Dès que la pluie s'est calmée, nous sommes allées rouler notre bedon rond dans les côtes de Bristol (malgré une forte envie de faire un petit roupillon sur la banquette du pub), en marchant grosso modo vers l'ouest pour se retrouver dans Clifton, un quartier bien cool qui nous avait été recommandé. Une chance, parce que la première partie, près de la gare et au bord de l'eau, était un peu déprimante: ça nous a rappelé Portsmouth, mais sous la pluie en plus! Par contre, Clifton, c'est plein de petites maisons charmantes (vous remarquerez sur mes photos un style de balcon particulier que je n'ai jamais vu ailleurs), appuyées les unes sur les autres comme un jeu de domino dans des rues en pente raide, au détour desquelles on risque à tout moment de tomber sur un crescent majestueux. Tout le monde, sans exception, semble avoir une vue imprenable sur la campagne environnante... ou l'autoroute, c'est selon.

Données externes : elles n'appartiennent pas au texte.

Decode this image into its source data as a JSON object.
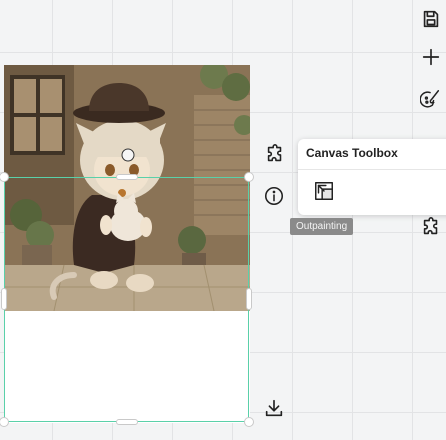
{
  "toolbar": {
    "save_icon": "save-icon",
    "add_icon": "plus-icon",
    "brush_icon": "brush-palette-icon"
  },
  "side_icons": {
    "puzzle_top": "puzzle-icon",
    "info": "info-icon",
    "puzzle_right": "puzzle-icon",
    "download": "download-icon"
  },
  "toolbox": {
    "title": "Canvas Toolbox",
    "outpainting_icon": "expand-frame-icon",
    "tooltip": "Outpainting"
  },
  "colors": {
    "selection": "#5ad0a9",
    "tooltip_bg": "#8a8a8a",
    "canvas_bg": "#f3f4f5"
  }
}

Nous avons fait demi-tour après avoir atteint le fameux pont suspendu qui fait apparemment la renommée de la ville: je dois avouer que je n'en avais jamais entendu parler, mais j'avais déjà vu passer l'architecte, Isambard Kingdom Brunel (difficile d'oublier un nom pareil) en faisant des recherches sur les canaux de Londres. Nous avons traversé le pont une fois dans chaque sens (même pas peur!), puis grimpé le plus haut possible sur la colline. Avec le sentiment du devoir accompli, nous avons entrepris de redescendre jusqu'au harbourside pour essayer d'arriver avant la fermeture de M Shed, un musée tout nouveau, tout beau: il n'a pas encore un an! Avec moins de trente minutes à écouler avant la fermeture, nous avons réussi à faire un tour rapide de l'exposition de Norman Parkinson, mais il faudra y retourner pour la partie sur l'histoire de Bristol...
À partir de ce moment-là, nos pieds ne voulaient plus rien savoir: c'est bien beau quand il pleut, les chaussures en caoutchouc, mais ce n'est pas exactement propice aux longues marches – oui, je me répète, je finirai bien par apprendre! À défaut de trouver un pub pas trop louche où on pourrait s'asseoir, nous avons décidé d'aller attendre l'autobus directement au terminus. Mais ce n'était pas la fin de nos aventures, oh non! Quelques minutes avant le départ, Vanessa a réalisé qu'elle avait perdu une mitaine, qu'elle est retournée chercher en courant sur le plancher des toilettes d'un pub (rien de moins). Pour ma part, j'ai plutôt choisi d'oublier les miennes dans l'autobus, ce qui fait que nous avons attendu près de 45 minutes à Victoria, dehors (sans mitaines!), que le chauffeur daigne revenir de sa pause café pour me les rendre. Qui a dit que ma vie était dénuée de rebondissements?